閨蜜寧希顏有厭男症,身邊不允許有任何男性靠近,被男人碰下手就要清潔消毒五十遍,否則身體嚴重過敏,長滿紅疹。
宋梔年以為這輩子都不可能看見她交男朋友。
可閨蜜“斷聯”半個月後,宋梔年忽然接到了她因黃體酮破裂被送院搶救的電話。
安頓好女兒,宋梔年便匆忙趕去醫院。
術後的寧希顏臉色蒼白卻在提起這個害她入院的男人時,頓時羞紅了臉。
“年年,他是唯一一個能接近我的男人,我好像真的陷進去了!”
“怎麼會有人那裏長得這麼粗......又這麼大!”
“他像是完美契合了我的身體!你不知道,這半個月我跟他......幾乎沒有走出過房間......”
宋梔年聽了臉上一熱。
自己雖然已婚,也生過孩子,可丈夫裴景深和她有嫌隙,一年裏,回家的次數屈指可數,更別說和她做那件事了。

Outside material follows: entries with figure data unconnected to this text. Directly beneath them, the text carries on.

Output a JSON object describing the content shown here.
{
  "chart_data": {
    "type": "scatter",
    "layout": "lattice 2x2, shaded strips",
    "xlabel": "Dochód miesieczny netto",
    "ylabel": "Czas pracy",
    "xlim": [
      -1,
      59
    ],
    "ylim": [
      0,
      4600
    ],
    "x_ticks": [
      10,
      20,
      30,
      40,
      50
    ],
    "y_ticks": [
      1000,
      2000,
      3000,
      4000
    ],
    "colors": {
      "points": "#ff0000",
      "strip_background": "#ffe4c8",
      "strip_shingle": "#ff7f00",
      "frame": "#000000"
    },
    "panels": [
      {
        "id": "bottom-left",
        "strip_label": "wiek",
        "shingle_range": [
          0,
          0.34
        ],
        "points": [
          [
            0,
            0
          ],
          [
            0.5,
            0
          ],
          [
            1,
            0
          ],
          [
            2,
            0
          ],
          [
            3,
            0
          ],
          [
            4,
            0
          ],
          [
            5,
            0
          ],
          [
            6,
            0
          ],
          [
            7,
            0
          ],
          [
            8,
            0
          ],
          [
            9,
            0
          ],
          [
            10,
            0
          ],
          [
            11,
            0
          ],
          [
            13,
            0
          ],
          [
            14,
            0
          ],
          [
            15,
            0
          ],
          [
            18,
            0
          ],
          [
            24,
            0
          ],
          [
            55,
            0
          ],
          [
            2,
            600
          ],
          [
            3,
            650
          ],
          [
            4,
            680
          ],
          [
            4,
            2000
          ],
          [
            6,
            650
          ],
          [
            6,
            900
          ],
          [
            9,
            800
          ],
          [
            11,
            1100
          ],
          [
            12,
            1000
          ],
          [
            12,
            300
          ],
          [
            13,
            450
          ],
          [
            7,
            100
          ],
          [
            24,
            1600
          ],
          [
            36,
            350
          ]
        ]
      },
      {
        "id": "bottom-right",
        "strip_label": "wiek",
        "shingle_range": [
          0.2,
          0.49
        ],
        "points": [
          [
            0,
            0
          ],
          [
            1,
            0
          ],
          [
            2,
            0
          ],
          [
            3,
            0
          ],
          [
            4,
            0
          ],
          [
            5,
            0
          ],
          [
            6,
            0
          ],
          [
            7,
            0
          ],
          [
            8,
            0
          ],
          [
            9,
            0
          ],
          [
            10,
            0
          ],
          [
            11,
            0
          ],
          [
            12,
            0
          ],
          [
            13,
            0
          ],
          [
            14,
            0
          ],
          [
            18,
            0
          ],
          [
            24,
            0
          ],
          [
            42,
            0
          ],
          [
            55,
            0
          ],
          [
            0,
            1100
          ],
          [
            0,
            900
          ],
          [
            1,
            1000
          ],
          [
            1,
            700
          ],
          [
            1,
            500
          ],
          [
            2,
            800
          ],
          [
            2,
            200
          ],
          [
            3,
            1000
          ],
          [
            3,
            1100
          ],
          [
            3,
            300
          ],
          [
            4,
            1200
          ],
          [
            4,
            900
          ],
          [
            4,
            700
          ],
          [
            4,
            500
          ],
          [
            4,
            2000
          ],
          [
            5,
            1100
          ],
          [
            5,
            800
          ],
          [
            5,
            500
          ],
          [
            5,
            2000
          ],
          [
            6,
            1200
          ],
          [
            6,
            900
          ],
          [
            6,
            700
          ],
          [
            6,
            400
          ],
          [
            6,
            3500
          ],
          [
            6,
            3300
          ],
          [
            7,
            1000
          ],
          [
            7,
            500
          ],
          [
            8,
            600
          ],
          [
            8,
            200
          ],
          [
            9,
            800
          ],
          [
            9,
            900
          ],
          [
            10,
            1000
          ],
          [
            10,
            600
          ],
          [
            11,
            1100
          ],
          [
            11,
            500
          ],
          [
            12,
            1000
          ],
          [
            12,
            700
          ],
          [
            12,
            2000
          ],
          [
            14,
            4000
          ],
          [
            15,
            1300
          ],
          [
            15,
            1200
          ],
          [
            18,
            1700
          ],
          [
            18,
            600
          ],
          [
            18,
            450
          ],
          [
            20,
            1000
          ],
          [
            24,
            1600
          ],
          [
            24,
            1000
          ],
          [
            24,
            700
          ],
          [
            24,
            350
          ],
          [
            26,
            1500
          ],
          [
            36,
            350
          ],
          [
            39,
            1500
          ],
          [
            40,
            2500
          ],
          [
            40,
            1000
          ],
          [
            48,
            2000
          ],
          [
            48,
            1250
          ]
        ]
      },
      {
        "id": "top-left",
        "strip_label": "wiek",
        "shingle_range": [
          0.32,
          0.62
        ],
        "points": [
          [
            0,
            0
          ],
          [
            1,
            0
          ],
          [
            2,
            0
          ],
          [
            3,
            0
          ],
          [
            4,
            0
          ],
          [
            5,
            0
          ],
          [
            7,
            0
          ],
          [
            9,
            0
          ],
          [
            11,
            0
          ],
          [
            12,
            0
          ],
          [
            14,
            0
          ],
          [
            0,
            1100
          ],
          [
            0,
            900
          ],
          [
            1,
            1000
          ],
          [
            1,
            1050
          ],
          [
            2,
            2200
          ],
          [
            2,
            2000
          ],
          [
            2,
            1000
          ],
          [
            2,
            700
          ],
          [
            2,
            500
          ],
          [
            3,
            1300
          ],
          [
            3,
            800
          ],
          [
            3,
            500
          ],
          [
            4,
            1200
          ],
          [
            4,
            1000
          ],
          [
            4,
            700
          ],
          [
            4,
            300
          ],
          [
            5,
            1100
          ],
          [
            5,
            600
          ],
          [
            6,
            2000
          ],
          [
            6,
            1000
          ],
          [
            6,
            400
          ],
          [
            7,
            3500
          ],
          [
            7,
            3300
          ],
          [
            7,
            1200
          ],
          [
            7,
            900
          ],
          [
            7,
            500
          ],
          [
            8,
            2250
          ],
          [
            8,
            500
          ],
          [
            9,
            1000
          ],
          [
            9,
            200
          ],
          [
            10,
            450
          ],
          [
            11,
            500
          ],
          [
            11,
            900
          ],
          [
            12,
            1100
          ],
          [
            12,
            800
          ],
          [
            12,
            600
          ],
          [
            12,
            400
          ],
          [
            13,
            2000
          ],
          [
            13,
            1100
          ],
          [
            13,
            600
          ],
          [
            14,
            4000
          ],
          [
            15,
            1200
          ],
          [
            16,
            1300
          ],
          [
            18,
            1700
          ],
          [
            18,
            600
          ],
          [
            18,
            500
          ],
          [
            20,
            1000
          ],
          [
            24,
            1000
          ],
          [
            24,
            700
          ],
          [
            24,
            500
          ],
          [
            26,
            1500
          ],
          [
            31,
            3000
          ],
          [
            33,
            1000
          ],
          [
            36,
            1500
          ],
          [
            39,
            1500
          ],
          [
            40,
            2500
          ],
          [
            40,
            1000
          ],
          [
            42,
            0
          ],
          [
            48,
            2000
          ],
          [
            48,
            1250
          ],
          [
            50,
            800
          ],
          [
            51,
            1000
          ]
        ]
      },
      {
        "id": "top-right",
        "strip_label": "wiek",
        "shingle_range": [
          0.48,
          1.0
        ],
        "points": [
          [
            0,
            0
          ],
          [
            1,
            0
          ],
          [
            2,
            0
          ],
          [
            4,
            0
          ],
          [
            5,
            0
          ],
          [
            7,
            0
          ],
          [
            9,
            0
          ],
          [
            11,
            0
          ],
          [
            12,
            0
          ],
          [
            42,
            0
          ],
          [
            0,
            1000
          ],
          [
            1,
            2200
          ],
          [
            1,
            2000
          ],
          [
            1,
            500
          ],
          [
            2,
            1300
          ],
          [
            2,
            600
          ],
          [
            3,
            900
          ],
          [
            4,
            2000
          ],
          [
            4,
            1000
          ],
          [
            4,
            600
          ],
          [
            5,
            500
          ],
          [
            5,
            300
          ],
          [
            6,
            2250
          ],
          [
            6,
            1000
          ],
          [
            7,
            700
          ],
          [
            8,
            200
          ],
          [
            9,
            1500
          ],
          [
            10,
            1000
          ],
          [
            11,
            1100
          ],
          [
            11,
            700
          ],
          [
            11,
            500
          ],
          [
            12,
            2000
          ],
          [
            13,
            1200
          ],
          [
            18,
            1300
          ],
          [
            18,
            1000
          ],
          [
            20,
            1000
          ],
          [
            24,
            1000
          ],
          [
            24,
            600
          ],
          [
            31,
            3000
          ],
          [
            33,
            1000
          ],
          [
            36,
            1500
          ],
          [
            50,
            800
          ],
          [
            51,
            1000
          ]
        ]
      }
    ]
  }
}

“對了,我是不是還沒給你看過他的照片?”寧希顏一臉被幸福滋潤的樣子。
她拿出手機,遞在宋梔年麵前。
宋梔年紅透著臉,剛要推開,卻在無意瞥到的那一刹,瞪大了雙眼,愣住了!
她嘴唇輕顫微張,仿佛過了許久才找回自己的聲音:
“這半個月,和你一直在一起的人,是他?”
寧希顏沉浸在甜蜜的回憶裏,點了點頭。
“對,裴氏集團總裁,裴景深。”
“年年,我知道你在驚訝什麼,一開始知道他的真實身份後,我也很生氣!
誰都知道他結婚了,有老婆孩子。更何況你清楚的,我厭男,更厭拋妻棄子的渣男!
可你知道嗎?裴景深為了求我原諒,居然跪在我家樓下整整兩天兩夜!”
“最後,他跟我說,他並不愛他老婆,娶她完全是被逼的!
他甚至很久沒有碰過那個女人了,至於那個孩子也是個意外,是他老婆給他下藥才有的,還說他會離婚——
欸,年年,你怎麼......哭了?”
哭?
她哭了嗎?
血肉像是被撕扯開,破了個大洞,痛得宋梔年連呼吸都發不出來。
那些不堪的回憶,更是劈頭蓋臉朝她砸來。
裴景深和閨蜜說得沒錯。
他的確不愛她,因為......他從來都隻把自己當“兄弟”。
而裴景深真正愛過的女人,是他生病早逝的初戀,時若盈。
裴宋兩家交好,她和裴景深從小一起長大。
年幼時,父母忙。
宋梔年發高燒,險些燒成肺炎時,是裴景深爬到二樓破窗將她背去醫院。
她在學校被別的女生霸淩欺負,是裴景深揪著她的書包,提溜著她去了巷口教她怎麼“欺負”回來。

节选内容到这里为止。